Contents

SQL Normalizations

Normalization

Normalization in SQL refers to the process of organizing data in a relational database to minimize data redundancy and improve data integrity. This is done by dividing larger tables into smaller, more manageable ones and establishing relationships between them. There are several normal forms, with the most common being first normal form (1NF), second normal form (2NF), and third normal form (3NF). Each normal form has specific rules that must be followed to ensure that the data is properly organized. Normalization can help to improve the performance and maintainability of a database.

First Normal Form (1NF)

First normal form (1NF) is the most basic level of normalization for a relational database. It is defined by the following rules:

  1. Each table must have a primary key, which is a unique identifier for each row in the table.

  2. Each column in the table can contain only atomic (indivisible) values, meaning that it cannot contain repeating groups of data.

Example: Consider a table “Sales” that contains data about sales of a product. The table has the following columns:

  • Sale ID (primary key)
  • Product Name
  • Product Quantity
  • Product Price
  • Customer Name
  • Customer Address

This table is not in 1NF as it violates the 2nd rule of 1NF, as the “Customer Name” and “Customer Address” columns contain multiple values. To bring it in 1NF we can create another table “Customers” with columns “Customer ID” (Primary Key), “Customer Name”, “Customer Address” and in the “Sales” table we can add a foreign key “Customer ID” which references the “Customer ID” in the “Customers” table.

This way we have brought the “Sales” table in 1NF and eliminated the data redundancy.

By enforcing 1NF, we can ensure that the data is stored in a consistent and organized manner, making it easier to maintain and query the data in the future.

Second Normal Form (2NF)

Second normal form (2NF) builds upon the rules of first normal form (1NF) and adds an additional requirement:

  1. The table must be in 1NF
  2. Non-key columns in the table must be dependent on the primary key.

This means that any column in the table that is not part of the primary key must be functionally dependent on the primary key. This means, if we know the primary key, we can determine the value of the non-key columns.

Example: Consider a table “Orders” that contains data about customer orders, with the following columns:

  • Order ID (Primary Key)
  • Customer ID (Primary Key)
  • Product ID (Primary Key)
  • Order Quantity
  • Order Price

This table is in 1NF because it has a primary key and all columns contain atomic values. However, it is not in 2NF because the non-key columns “Order Quantity” and “Order Price” are not dependent on the primary key. They are dependent on the combination of “Customer ID” and “Product ID” which are not part of the primary key. To bring it in 2NF, we can create two new tables “Order_Details” and “Order_Summary” with columns:

Order_Details:

  • Order ID (Primary Key)
  • Product ID (Primary Key)
  • Order Quantity
  • Order_Summary:

Order_Summary:

  • Order ID (Primary Key)
  • Customer ID (Primary Key)
  • Order Price

By breaking the table into two tables, we can ensure that the non-key columns are dependent on the primary key, bringing the table to 2NF.

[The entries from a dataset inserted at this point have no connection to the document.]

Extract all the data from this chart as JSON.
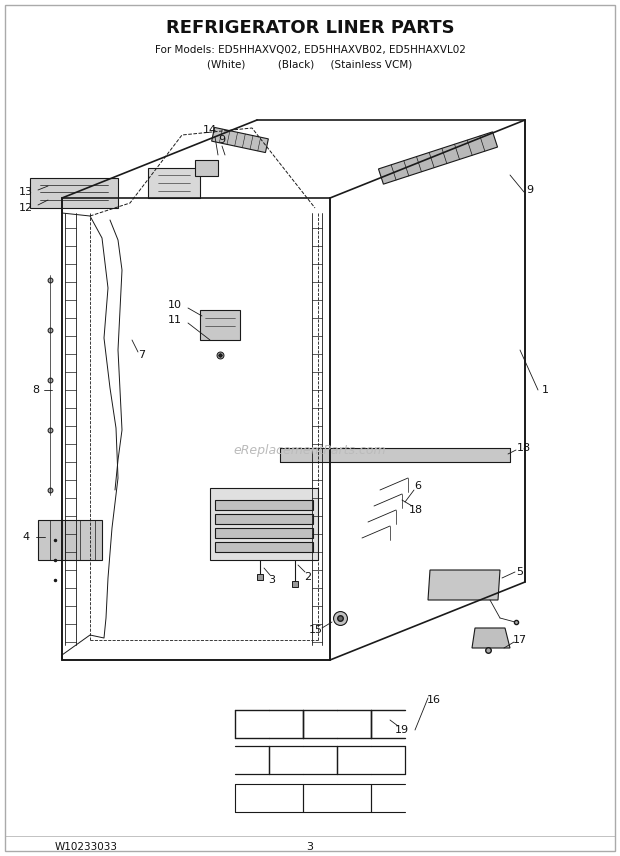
{
  "title": "REFRIGERATOR LINER PARTS",
  "subtitle1": "For Models: ED5HHAXVQ02, ED5HHAXVB02, ED5HHAXVL02",
  "subtitle2": "(White)          (Black)     (Stainless VCM)",
  "footer_left": "W10233033",
  "footer_center": "3",
  "watermark": "eReplacementParts.com",
  "bg_color": "#ffffff",
  "line_color": "#1a1a1a"
}
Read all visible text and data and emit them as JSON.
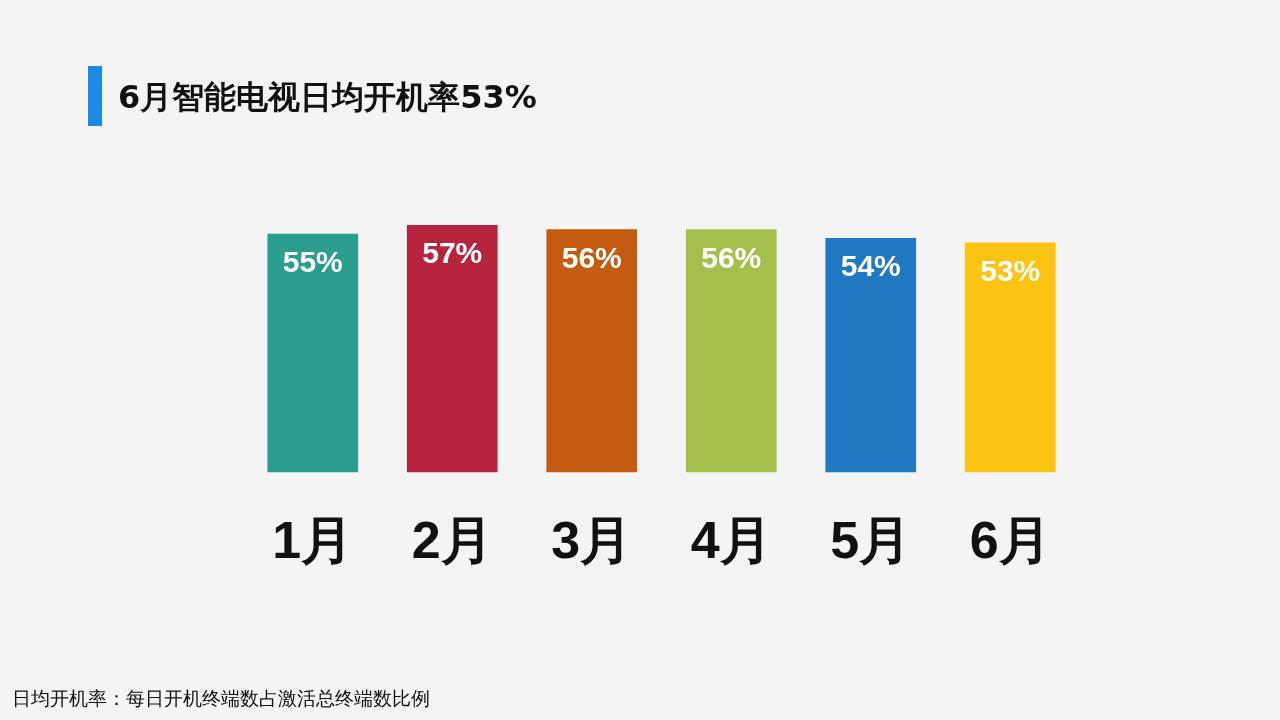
{
  "chart_data": {
    "type": "bar",
    "title": "6月智能电视日均开机率53%",
    "categories": [
      "1月",
      "2月",
      "3月",
      "4月",
      "5月",
      "6月"
    ],
    "values": [
      55,
      57,
      56,
      56,
      54,
      53
    ],
    "colors": [
      "#2a9d8f",
      "#b8233f",
      "#c55a11",
      "#a5bf4c",
      "#1f78c1",
      "#fbc312"
    ],
    "value_labels": [
      "55%",
      "57%",
      "56%",
      "56%",
      "54%",
      "53%"
    ],
    "legend": false,
    "grid": false,
    "annotations": [
      "日均开机率：每日开机终端数占激活总终端数比例"
    ]
  }
}
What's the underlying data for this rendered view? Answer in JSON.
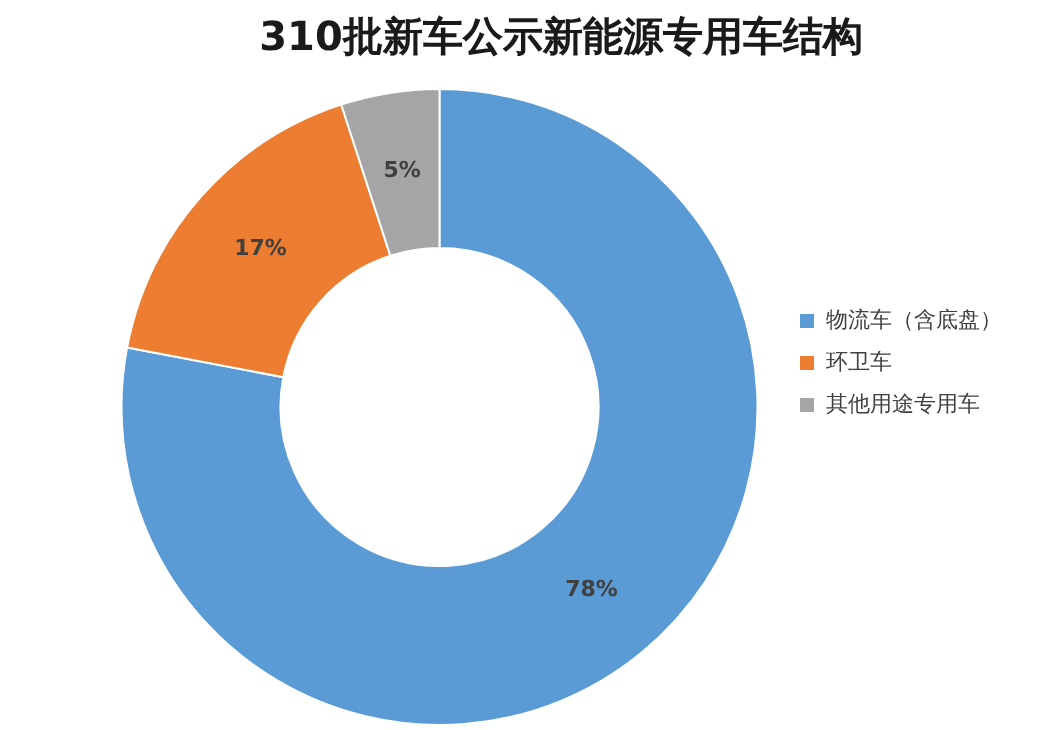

By enforcing 2NF, we can ensure that the data is stored in a more efficient and organized manner, making it easier to maintain and query the data in the future. It also eliminates the data redundancy and anomalies caused by partial dependency.

Third Normal Form (3NF)

Third normal form (3NF) builds upon the rules of second normal form (2NF) and adds an additional requirement:

  1. The table must be in 2NF
  2. Non-key columns in the table must not be dependent on other non-key columns.

This means that any column in the table that is not part of the primary key must not be functionally dependent on any other non-key columns. This means, if we know the primary key, we can determine the value of the non-key columns, and the value of other non-key columns should not be dependent on any other non-key columns.

Example: Consider a table “Employees” that contains data about employees, with the following columns:

  • Employee ID (Primary Key)
  • Employee Name
  • Employee Salary
  • Employee Manager ID (Non-key Column)
  • Manager Name (Non-key Column)

This table is in 2NF because it has a primary key and all non-key columns are dependent on the primary key, but it is not in 3NF because the non-key column “Manager Name” is dependent on “Employee Manager ID” which is another non-key column. To bring it in 3NF, we can create a new table “Managers” with columns:

Managers:

  • Manager ID (Primary Key)
  • Manager Name

And in the “Employees” table, we can add a foreign key “Manager ID” which references the “Manager ID” in the “Managers” table.

By breaking the table into two tables, we can ensure that the non-key columns are dependent only on the primary key, bringing the table to 3NF.

By enforcing 3NF, we can ensure that the data is stored in a more efficient and organized manner, making it easier to maintain and query the data in the future. It also eliminates the data redundancy and anomalies caused by transitive dependency. It also makes the database more robust to change, by having a separate table for non-key columns that are dependent on other non-key columns.